El 98 sacó a los españoles de su pasivo conformismo o de su airada pero inútil irritación. Hubo pasión y reflexión en aquel examen de conciencia colectivo. Fue la hora de los poetas de la "abominación" de España, la hora de los que miraban hacia las Exposiciones Universales entonces en boga, que proclamaban el éxito de la ciencia y de la técnica de unos pueblos europeos exaltados por el orgullo nacionalista y la expansión colonial. Por fin, el impulso regeneracionista se abre camino en nuestro siglo XX.
Los españoles se dan cuenta de que europeizarse no significa renunciar a todo lo español antiguo sino, como decía Azorín, encauzar lo genuino español en los moldes de la civilización moderna. Se coge definitivamente el pulso europeo.

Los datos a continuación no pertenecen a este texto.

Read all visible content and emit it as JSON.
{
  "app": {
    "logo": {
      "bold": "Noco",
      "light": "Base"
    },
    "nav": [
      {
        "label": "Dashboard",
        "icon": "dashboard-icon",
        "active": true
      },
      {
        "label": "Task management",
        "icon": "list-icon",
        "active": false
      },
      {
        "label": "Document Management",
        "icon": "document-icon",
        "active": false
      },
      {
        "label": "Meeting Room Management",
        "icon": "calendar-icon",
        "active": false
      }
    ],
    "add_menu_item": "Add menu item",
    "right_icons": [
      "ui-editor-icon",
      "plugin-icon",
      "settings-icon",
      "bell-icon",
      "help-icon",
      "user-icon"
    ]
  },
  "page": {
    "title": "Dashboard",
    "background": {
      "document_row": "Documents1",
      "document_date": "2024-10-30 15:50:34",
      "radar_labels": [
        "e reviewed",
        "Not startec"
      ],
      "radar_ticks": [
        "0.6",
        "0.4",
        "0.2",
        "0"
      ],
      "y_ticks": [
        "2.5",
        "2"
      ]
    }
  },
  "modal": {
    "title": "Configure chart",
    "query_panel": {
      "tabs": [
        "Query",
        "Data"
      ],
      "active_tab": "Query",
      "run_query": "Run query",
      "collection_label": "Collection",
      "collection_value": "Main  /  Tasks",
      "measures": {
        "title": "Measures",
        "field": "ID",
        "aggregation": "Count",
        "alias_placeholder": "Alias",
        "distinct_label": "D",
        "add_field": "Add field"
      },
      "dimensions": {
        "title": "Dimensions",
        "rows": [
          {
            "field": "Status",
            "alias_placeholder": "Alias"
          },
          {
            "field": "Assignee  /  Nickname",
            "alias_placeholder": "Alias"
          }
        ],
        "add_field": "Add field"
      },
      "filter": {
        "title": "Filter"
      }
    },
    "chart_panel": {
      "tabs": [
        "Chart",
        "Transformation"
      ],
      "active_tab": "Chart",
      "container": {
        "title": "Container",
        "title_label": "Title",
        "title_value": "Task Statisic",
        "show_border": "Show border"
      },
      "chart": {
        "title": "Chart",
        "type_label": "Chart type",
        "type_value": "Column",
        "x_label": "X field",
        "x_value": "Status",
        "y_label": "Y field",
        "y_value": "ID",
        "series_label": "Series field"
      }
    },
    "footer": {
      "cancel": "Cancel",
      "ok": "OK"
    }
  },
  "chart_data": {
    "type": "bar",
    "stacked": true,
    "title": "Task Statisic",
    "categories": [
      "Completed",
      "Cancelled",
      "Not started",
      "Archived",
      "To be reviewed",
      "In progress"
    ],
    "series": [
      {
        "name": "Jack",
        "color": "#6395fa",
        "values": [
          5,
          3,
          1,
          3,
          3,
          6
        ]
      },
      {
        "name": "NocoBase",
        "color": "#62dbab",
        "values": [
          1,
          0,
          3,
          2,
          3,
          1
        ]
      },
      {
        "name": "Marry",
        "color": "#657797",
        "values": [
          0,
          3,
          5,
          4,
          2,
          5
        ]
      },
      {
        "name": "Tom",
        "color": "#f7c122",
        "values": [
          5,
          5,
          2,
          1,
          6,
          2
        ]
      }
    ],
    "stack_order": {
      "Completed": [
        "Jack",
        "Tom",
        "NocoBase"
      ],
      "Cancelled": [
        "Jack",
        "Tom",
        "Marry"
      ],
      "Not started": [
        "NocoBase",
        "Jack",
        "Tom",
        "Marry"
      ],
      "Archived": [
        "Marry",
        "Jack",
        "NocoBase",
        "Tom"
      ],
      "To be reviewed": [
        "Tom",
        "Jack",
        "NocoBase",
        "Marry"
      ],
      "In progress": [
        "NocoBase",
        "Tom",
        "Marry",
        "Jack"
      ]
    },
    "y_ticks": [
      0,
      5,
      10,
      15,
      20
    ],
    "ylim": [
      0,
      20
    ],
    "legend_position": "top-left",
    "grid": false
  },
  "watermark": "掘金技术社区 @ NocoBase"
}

Florece un nuevo "medio siglo de Plata" de las letras españolas en el mundo; nuestros artistas triunfan en el escaparate universal que es París; los hombres de ciencia o de la ingeniería españoles reciben los premios internacionales más prestigiosos a la sabiduría ya la invención; el tímido espíritu empresarial español levanta cabeza y crea fuentes de riqueza. Una nueva hora de España llega cuando Europa renace después de haber sufrido la trágica autofagia de dos guerras, a las que le habían conducido los excesos del nacionalismo. Desde 1945 los europeos, temerosos de los fantasmas de su propio pasado y de las expectativas de otras amenazas exteriores, se plantean un nuevo modelo de comunidad para su reconstrucción moral y material. Por razones políticas de índole interna España no puede estar presente en los momentos fundacionales, pero un sentimiento europeista bastante extendido hará que se sume al fin a la tarea de "hacer Europa", sin dejar de pensar en España. Porque éste es uno de los tres grandes desafíos históricos que tenemos que afrontar los españoles de finales del siglo XX, junto a la construcción del Estado de las autonomías, como nueva fórmula de convivencia nacional, y la respuesta al llamamiento siempre fraternal de la América hispano hablante".